Don Alejandro obtuvo sólo copia de un documento —que damos en apéndice— de los muchos que conformaban aquel hito monumental de nuestra historia, sin hacerlo con el resto de ellos, acaso en su interés por devolver unos papeles que no eran de su propiedad. Por nuestra parte dejamos aquella documentación en la gaveta principal de la mesa de trabajo que por entonces ocupábamos en la Biblioteca de El Museo Canario, pero al dejar de asistir a nuestras funciones de bibliotecario en dicho centro, esta gaveta fue descerrajada por quienes nos sucedieron, sin que hasta la fecha se nos haya dado cuenta de lo que allí teníamos de nuestra particular propiedad, una de cuyas más valiosas piezas era el testimonio a que nos referimos. A base de aquel texto compusimos entonces una tradición titulada «La Isla y su Alferazgo Mayor», publicada en el diario «Falange» de Las Palmas, el 29 de abril de 1942 y que por ello se convierte en el más completo comprobante de cuanto llevamos dicho.

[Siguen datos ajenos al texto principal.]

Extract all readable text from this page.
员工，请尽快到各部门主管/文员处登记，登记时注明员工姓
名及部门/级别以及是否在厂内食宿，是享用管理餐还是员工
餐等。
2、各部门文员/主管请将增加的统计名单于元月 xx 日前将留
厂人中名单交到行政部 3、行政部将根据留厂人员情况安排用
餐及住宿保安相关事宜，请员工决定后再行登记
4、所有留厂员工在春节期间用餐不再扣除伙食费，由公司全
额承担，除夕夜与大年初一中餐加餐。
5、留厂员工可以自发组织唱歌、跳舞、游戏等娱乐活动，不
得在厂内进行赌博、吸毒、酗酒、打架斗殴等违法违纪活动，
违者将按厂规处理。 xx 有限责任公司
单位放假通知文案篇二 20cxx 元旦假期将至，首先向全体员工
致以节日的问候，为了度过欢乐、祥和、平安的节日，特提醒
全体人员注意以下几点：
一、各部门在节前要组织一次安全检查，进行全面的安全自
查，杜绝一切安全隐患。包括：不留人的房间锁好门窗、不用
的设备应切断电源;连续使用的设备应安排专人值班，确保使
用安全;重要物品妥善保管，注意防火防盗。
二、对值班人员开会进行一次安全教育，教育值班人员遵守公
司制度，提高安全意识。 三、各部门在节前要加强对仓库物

 Este es solo un incidente de los muchos que han tenido por escenario el Archivo y Biblioteca de aquella Sociedad, a la que acertada y galdosianamente pudiéramos llamar «la de los tristes destinos».

 No obstante, y como al parecer soplan en el Museo vientos regeneradores, confiamos en que algún día volverá a aparecer aquel resumen documental que tan maravillosamente situaba los hitos principales de la historia de la procesión de San Pedro Mártir de la vieja Ciudad de Canaria.

ASI SEA

 

 

Néstor Álamo

Cronista Oficial de Gran Canaria

Académico Correspondiente de la Real de la Historia

  

 

NOTAS:

(1) Vid. W. de Gray Birch.—«Catalogue of a collectíon of original manuscripts...to the Holy Office... in the Canary Islánds».— Tomo 1.°.—Londres 1903.

(2) Vid. W. de Gray Birch, obra citada y N. A. "Thenesoya Vidina y otras Tradiciones "Las Palmas, 1945, pp. 118 y sigtes.

(3) Las del Secretario Capitular Don Carlos Grandy y sus secuaces.

 (4) Estimamos que al entrar en posesión del Título de Vega Grande y de los fondos documentales de dicha casa será fácil al actual Conde hallar en su archivo de familia los originales de estos autos, para nosotros, de incalculable valor histórico.